HARRISBURG, Pa. (CN) - Because doctors performed the wrong test on a woman who wanted to donate her kidney to a friend, they gave her organ to a patient with hepatitis C instead, she claims in court.

Christine Clark, of New Ringgold, underwent "months of testing" in 2013 so that she could donate her kidney to a longtime friend with end-stage renal disease, according to the complaint filed in the Dauphin County Court of Common Pleas.

On July 2, 2013, within an hour after Pinnacle Health doctors removed Clark's kidney at Harrisburg Hospital, they put her friend under anesthesia to receive the transplant.

The doctors were initially pleased, telling her friend "that plaintiff's kidney was better than they had anticipated; ... it was perfect for [him] ... and it was the 'best kidney they had harvested in ten years,'" the complaint states.

Her friend had been undergoing anesthesia for two hours when the hospital canceled his surgery before an incision was made, according to the complaint. Clark says doctors eventually told her husband that they halted the transplant because she had tested positive for hepatitis C.

Though proper testing later revealed that Clark "was not then currently infected with the hepatitis C virus," the failure to perform the correct test in time "caused catastrophic consequences," she says.

"Had appropriate protocols been established and/or followed, the intended recipient would have received plaintiff's harvested kidney," the March 18 complaint continues.

The doctors did not transplant Clark's kidney to her friend, however, and they also decided not to "autransplant it back into plaintiff," according to the complaint.

"Instead, they purportedly donated the kidney to a hepatitis C-positive patient at a different facility and obtained financial gain and prestige for said transplant," the complaint continues.

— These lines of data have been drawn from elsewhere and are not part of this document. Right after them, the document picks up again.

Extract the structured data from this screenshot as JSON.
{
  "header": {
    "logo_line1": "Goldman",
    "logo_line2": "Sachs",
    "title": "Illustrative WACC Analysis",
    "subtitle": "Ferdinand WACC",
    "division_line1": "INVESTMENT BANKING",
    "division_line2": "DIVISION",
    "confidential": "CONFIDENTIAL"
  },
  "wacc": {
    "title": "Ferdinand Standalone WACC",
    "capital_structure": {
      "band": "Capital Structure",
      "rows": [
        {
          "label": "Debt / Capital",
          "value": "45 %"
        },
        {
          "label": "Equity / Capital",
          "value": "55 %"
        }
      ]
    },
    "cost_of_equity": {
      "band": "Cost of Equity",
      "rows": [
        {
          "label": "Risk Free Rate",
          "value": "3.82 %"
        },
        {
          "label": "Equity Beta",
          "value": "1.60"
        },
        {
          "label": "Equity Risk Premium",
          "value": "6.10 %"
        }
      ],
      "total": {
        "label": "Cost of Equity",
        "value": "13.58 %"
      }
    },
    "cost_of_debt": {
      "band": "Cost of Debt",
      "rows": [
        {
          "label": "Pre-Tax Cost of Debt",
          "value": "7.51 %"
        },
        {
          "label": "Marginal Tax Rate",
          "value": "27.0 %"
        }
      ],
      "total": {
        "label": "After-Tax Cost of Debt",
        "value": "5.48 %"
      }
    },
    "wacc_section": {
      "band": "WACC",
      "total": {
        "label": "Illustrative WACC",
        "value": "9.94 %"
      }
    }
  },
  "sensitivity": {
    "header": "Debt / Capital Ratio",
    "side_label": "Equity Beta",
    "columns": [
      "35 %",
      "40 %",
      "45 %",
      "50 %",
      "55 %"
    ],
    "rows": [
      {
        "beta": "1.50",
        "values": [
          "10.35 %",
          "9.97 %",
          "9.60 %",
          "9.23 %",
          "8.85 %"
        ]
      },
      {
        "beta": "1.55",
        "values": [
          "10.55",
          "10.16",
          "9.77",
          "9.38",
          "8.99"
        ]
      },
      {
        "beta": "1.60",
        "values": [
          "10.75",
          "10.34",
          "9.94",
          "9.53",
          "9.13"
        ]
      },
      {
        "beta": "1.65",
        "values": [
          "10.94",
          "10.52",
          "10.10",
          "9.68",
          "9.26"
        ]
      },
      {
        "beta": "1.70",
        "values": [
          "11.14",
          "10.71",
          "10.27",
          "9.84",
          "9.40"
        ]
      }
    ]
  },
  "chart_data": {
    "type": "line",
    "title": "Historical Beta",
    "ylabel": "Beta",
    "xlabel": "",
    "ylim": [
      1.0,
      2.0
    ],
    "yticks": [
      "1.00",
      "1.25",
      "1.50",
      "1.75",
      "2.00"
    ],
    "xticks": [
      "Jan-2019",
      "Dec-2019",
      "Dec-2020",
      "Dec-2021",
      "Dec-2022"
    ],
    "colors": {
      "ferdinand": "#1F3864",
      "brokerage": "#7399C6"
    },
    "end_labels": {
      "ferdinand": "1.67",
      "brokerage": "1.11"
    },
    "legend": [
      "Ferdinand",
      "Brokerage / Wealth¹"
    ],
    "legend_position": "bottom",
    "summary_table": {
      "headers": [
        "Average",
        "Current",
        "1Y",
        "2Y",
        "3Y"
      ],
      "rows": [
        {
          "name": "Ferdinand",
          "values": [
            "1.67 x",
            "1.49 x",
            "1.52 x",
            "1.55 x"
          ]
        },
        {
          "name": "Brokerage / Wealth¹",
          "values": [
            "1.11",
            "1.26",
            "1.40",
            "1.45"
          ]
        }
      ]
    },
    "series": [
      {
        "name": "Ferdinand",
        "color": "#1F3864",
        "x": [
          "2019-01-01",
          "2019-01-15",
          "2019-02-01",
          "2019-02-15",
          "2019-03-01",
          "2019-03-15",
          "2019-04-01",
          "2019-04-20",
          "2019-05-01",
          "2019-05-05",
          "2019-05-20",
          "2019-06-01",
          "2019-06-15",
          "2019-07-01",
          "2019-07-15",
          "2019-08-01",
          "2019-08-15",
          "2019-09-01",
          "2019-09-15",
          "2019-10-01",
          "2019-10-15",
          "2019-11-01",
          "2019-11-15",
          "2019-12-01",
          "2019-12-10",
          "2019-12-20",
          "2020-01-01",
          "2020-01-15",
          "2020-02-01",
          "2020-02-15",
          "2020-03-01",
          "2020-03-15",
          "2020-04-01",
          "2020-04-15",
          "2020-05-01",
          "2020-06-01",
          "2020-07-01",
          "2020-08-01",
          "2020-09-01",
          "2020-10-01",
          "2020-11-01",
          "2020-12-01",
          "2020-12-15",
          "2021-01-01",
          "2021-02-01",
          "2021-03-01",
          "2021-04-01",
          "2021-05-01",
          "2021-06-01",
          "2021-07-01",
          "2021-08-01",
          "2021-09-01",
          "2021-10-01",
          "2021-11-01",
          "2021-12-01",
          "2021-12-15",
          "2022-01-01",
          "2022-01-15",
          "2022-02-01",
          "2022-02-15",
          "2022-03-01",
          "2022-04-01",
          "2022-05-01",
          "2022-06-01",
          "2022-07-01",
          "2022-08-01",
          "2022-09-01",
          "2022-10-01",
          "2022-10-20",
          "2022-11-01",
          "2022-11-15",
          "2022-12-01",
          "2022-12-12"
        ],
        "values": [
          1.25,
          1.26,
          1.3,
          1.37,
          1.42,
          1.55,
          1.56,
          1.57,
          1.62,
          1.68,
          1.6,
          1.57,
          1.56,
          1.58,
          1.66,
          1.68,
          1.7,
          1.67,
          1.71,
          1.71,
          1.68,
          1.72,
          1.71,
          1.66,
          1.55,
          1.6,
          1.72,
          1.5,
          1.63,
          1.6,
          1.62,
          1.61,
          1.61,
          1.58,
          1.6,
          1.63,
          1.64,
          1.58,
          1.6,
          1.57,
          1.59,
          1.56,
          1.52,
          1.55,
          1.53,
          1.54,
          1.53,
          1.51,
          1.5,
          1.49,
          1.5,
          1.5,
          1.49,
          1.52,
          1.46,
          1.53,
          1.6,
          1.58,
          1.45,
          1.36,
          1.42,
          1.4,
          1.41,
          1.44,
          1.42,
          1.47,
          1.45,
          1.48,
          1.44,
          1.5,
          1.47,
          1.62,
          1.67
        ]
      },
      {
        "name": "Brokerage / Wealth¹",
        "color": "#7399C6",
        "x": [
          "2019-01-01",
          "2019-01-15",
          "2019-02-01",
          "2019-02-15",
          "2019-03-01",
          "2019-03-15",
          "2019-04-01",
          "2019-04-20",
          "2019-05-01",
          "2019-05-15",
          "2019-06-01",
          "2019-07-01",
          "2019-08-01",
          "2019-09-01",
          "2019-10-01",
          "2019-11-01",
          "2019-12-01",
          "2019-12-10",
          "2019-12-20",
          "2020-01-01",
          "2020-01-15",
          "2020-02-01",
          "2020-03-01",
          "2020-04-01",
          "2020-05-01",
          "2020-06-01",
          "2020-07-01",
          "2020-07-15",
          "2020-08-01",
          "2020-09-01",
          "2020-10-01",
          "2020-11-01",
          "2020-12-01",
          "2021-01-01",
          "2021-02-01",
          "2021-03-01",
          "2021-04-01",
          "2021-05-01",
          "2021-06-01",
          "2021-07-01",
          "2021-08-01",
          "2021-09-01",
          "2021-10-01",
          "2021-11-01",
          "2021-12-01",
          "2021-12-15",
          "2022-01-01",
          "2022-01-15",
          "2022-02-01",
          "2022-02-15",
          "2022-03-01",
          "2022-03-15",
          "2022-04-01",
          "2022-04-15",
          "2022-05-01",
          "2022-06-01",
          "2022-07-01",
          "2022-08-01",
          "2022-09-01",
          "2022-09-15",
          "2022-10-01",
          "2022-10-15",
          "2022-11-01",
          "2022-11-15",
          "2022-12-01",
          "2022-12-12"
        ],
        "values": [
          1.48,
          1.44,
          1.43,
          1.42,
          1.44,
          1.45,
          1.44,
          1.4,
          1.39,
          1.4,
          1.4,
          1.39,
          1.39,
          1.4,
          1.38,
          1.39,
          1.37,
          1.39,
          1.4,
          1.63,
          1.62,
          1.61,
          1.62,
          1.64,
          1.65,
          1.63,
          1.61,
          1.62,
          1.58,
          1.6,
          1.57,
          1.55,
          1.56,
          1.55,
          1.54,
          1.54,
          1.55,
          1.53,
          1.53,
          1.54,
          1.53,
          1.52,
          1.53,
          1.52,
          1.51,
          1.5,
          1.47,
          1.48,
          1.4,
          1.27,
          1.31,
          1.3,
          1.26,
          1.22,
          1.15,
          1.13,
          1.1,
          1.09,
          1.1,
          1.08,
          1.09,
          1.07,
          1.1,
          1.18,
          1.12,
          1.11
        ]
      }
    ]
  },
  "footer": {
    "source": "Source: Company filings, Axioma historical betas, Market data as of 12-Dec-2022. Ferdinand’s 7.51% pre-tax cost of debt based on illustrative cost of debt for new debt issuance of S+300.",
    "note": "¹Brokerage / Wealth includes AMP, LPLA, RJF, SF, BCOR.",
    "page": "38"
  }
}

Clark says the doctors should have performed "the required nucleic acid hepatitis C test within 10 days before kidney donation."

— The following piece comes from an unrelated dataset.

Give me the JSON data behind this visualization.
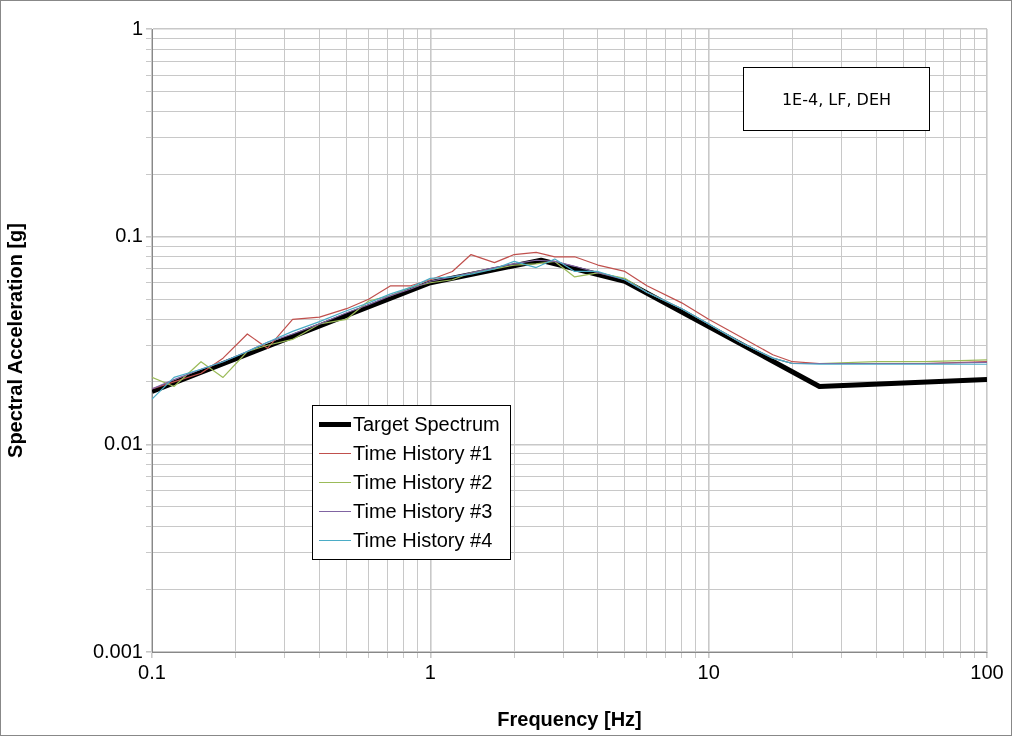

"Instead, [they] performed a hepatitis C antibody test on June 27, 2013," the complaint states. "Had the correct hepatitis C test been performed, the calamity described below would not have occurred."

Clark says "more than 1,000 patients have had kidney transplants" at Pinnacle since the organization began its kidney-transplant program in 2011.

Having never received an explanation about the hospital's failures, Clark says the loss of her kidney has left her with various injuries including low blood pressure, nerve damage, scarring and humiliation.

The complaint does not reveal whether her friend ever received a kidney transplant.

She and her husband want punitive damages from the hospital, Central Pennsylvania Transplant Foundation Inc., and its doctors and nurses for negligence, misrepresentation, battery and other claims.

They are represented by Jared Kasher with Hockfield & Kasher in Cherry Hill, N.J.